Give Kessler some credit, he did something resembling due diligence here: Told by Ohio authorities that the case would be dealt with at the local level, Kessler contacted “child services agencies in some of Ohio’s most populous cities, including Cleveland, Columbus, Cincinnati, Dayton and Toledo.” But “none of the officials we reached were aware of such a case in their areas.” Okay, so, we have a publisher, an editor, a reporter and a star source who are at the very least extremely unwilling to offer any clarifying details about a major story, and meanwhile no child protective authorities thus far contacted have heard of any such local crime (and presumably they haven’t heard of it anywhere else, either, because if so they’d likely have pointed Kessler to it). So nobody involved in publicizing this story can offer any more information about it, and the people most poised to have the most information about it also know nothing about it.
Does this seem like a credible story to you? It does not, at least not now. As Kessler noted, if a rapist is charged with this crime, the story “finally would have more solid grounding.” If someone in the know—the abortion doctor, the reporter, a child protective agency, anyone—is able to shine more light on this, then that too would offer more “solid grounding.”
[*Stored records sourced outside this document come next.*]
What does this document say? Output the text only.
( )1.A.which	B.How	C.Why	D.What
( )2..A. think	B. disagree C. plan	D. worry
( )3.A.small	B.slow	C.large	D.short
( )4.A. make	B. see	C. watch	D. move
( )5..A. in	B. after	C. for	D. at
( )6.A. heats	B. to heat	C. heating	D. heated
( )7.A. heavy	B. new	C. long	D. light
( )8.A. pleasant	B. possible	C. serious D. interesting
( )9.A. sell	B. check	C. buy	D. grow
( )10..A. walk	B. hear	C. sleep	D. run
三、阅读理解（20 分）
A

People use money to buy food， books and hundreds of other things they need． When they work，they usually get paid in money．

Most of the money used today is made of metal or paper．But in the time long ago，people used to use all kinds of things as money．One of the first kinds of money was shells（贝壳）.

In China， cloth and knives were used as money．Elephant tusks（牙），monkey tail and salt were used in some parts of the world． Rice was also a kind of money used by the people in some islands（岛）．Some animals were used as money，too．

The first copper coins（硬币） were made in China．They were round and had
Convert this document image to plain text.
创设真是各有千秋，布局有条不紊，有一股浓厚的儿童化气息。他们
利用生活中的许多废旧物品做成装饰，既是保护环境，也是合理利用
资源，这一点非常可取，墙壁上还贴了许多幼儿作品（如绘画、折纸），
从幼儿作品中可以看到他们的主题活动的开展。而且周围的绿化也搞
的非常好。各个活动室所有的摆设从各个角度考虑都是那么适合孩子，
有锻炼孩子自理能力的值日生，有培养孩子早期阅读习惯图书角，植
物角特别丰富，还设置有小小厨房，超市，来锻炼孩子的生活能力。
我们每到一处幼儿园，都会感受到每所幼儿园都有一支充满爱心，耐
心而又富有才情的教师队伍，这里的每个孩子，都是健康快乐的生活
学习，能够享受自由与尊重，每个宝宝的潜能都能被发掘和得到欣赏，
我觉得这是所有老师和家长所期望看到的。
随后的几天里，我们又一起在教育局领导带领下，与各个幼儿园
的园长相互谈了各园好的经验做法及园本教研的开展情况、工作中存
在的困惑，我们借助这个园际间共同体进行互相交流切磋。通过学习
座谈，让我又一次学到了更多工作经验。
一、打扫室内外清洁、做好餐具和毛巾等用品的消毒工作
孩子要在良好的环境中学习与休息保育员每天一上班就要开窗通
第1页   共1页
Beyond that, we’re left with just a sea of red flags: A committed pro-abortion activists has made a claim that she is refusing to expand upon; everyone involved in the story is refusing to expand upon it; apparently nobody’s heard of even the slightest detail to confirm even an iota of the story. Will that change? Maybe so. In the meantime you’d be entirely justified in considering this story to be likely false.
The only specific piece of information I garnered from the scanty reports is that the doctor said, I believe, that she actually did perform the abortion. That's either true or it isn't. It would seem to me incredibly foolhardy for a doctor to lie about this; should the lie be exposed she would surely lose her license or even face legal charges. Other than that the whole thing does sound fishy, I agree.